No sólo no funcionó y fueron barridos en el partido. Toda Australia pidió cabezas por lo que consideran una humillación nacional. Hasta el primer ministro, Malcolm Turnbull, se despertó «conmocionado» ese día. «Es completamente imposible asumir que nuestro equipo esté involucrado en una trampa», remachó. La presión de aficionados, exjugadores y ciudadanos llevó a Smith y Warner a ofrecer una melodramática rueda de prensa en la que reconocieron el engaño. «Fue un gran error en mi nombre. Asumo la responsabilidad, pero no voy a dimitir», dijo compungido el bateador.

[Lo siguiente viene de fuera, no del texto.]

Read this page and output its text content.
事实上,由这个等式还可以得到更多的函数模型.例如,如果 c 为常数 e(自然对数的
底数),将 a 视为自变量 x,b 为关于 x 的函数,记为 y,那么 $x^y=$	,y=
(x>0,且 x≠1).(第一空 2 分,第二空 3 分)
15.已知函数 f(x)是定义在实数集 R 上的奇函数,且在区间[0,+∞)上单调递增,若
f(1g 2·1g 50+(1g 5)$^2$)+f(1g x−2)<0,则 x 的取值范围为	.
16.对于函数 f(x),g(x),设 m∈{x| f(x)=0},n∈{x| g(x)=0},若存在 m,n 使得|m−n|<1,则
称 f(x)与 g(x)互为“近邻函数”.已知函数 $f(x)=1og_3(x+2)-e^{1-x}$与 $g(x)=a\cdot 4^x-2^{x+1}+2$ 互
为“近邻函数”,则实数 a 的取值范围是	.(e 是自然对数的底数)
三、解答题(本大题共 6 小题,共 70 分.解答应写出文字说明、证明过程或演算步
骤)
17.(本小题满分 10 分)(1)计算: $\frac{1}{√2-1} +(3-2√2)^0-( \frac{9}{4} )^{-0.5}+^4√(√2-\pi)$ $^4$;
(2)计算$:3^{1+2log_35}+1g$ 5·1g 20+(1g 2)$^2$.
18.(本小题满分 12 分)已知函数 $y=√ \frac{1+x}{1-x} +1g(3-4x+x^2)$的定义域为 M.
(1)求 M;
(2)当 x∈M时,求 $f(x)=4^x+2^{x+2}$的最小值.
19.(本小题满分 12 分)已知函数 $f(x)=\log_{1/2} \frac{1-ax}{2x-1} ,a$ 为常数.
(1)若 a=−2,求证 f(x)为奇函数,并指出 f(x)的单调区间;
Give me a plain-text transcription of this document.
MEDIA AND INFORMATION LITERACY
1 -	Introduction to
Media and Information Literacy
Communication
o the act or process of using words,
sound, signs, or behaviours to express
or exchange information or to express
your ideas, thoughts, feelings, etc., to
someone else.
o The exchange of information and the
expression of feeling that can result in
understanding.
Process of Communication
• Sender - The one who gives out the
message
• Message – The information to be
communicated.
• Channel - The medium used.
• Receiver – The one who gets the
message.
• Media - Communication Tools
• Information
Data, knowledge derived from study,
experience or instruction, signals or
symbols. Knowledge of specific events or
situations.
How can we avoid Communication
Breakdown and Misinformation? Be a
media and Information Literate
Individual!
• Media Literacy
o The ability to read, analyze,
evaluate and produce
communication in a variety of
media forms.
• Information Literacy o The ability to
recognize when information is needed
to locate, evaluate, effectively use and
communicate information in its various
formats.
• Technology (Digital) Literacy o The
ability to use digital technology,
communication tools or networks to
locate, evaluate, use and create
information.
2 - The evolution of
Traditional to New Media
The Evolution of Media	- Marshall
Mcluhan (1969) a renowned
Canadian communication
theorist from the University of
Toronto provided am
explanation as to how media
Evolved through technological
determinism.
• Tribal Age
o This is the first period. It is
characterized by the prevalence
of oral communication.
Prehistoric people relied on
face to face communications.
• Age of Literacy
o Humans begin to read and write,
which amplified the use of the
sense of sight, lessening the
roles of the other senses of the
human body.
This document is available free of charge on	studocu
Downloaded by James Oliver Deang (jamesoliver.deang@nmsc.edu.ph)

Las quejas llegaron por todas partes, incluida la larga lista de empresas que patrocinan al equipo. Todos los informativos, sea cual sea el soporte, tienen desde el pasado domingo al criquet como noticia de cabecera. Expertos y tertulianos no reflexionan sobre otra cosa y todos piden cuentas en nombre de un país ofendido.

Muy caro

Cricket Australia (la Federación) intentó un 'cortafuegos' quitando al dúo Smith-Warner la capitanía y sancionándoles con un partido. Muy poca agua para tanto incendio. El presidente federativo, David Peever, anunció ayer que se ha prohibido a los tres tramposos representar al país durante un año. Y aún les saldrá más caro a Smith y Warner, a los que la Indian Premier League, donde juegan, ha suspendido sus contratos. Ambos superaban los 1,5 millones de euros de ficha anual.

Este deporte llena estadios de 50.000 espectadores y su fanatismo supera a cualquier otra especialidad de equipo. Incluso antiguos jugadores exigen que se eche de por vida a todos los implicados (nadie se cree que sólo lo prepararan entre tres) porque entienden que no pueden defender el título en la Copa del Mundo 2019. «Somos el hazmerreir del criquet mundial», bramó el exportero de la selección Adam Gilchrist.

Malcolm Knox, autoridad en criquet, le puso fecha a la génesis del engaño en el 'Sydney Morning Herald': el 8 de enero, tras barrer a Inglaterra con un 4-0. «Hubo burla a los ingleses y una abyecta falta de hospitalidad. Hicimos alarde de lo peor de nosotros mismos», sostiene. Lamento de la caballerosidad perdida del que era el más noble deporte.